Heimische Unis in Jus und Politik abgeschlagen. Unter "ferner liefen" rangieren die österreichischen Unis im internationalen Vergleich in den Fächern Rechtswissenschaft und Politikwissenschaft. Beim am Dienstag veröffentlichten "QS World University Ranking" findet sich keine heimische Hochschule unter den 150 (Politikwissenschaften) bzw. 100 (Jus) besten Unis.

Dagegen konnte sich die Uni Wien in Soziologie, Statistik und Volkswirtschaftslehre auf den Rängen 101-150 platzieren. Die Technische Universität (TU) Wien schaffte es in Statistik sogar unter die Top-100, die Uni Innsbruck in "Accounting & Finance" (Rechnungs- und Finanzwesen) auf die Plätze 151-200.

QS bezeichnet sich selbst als weltweit führender Informationsspezialist im Bereich höhere Bildung.

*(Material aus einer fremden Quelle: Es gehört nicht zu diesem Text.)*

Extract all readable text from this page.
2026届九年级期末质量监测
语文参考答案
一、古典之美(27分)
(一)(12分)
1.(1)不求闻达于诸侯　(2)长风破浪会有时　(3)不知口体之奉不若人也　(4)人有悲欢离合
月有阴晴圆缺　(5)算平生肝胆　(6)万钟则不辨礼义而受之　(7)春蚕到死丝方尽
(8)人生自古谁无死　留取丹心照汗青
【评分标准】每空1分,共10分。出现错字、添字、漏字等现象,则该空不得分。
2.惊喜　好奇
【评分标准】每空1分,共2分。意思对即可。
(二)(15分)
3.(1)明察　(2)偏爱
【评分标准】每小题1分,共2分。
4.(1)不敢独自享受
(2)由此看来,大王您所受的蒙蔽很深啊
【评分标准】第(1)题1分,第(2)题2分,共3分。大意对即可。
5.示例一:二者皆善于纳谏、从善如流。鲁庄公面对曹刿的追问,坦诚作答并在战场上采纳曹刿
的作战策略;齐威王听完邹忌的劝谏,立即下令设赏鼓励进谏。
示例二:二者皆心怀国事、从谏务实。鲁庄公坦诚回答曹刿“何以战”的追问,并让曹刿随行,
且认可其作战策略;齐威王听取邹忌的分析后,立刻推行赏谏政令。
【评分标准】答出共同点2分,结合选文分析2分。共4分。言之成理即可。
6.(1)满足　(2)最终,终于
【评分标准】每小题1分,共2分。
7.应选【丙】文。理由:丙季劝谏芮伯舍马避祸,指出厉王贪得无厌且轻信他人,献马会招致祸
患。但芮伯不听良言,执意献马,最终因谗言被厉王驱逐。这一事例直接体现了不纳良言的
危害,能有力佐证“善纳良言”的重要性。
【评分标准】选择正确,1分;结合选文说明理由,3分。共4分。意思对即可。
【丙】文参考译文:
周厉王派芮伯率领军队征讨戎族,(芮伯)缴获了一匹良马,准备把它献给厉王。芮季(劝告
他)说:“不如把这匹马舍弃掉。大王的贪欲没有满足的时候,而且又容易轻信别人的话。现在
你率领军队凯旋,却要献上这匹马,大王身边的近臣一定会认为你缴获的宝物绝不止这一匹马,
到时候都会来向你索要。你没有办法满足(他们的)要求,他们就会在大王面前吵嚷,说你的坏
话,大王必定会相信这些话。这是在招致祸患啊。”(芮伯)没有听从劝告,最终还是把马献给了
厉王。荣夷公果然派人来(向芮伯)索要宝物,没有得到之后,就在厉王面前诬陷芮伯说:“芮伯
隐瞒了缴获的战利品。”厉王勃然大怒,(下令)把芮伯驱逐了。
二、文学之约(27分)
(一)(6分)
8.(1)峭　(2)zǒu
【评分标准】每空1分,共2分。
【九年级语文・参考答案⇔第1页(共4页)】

Bis 2010 hatte das Unternehmen für das World University Ranking des Times Higher Education-Magazins die Daten ausgewertet.

Bewertet wurde die Reputation des Fachs an den jeweiligen Unis durch die akademische Welt und durch Arbeitgeber sowie Zitationsraten wissenschaftlicher Veröffentlichungen. Dabei finden sich die US-Universität Harvard und die beiden britischen Unis Cambridge und Oxford in der Spitzengruppe, die - je nach Fach - noch durch die London School of Economics (LSE), die Universität Stanford und andere ergänzt wird. Auffallend ist, dass bei den von QS herangezogenen Bewertungskriterien keine einzige kontinentaleuropäische Universität die angloamerikanische Universitäts-Phalanx bei den Top-10 durchbrechen konnte.

Dass sich die Bewertung von akademischer Welt und Arbeitgebern oft erheblich unterscheidet, zeigt im Bereich Soziologie etwa die LSE und das Massachusetts Institute of Technology (MIT): von den Arbeitgebern auf die Plätze vier und fünf gereiht, kommt die LSE nach Meinung von Wissenschaftern nur auf Platz zehn, das MIT nur auf Platz 19.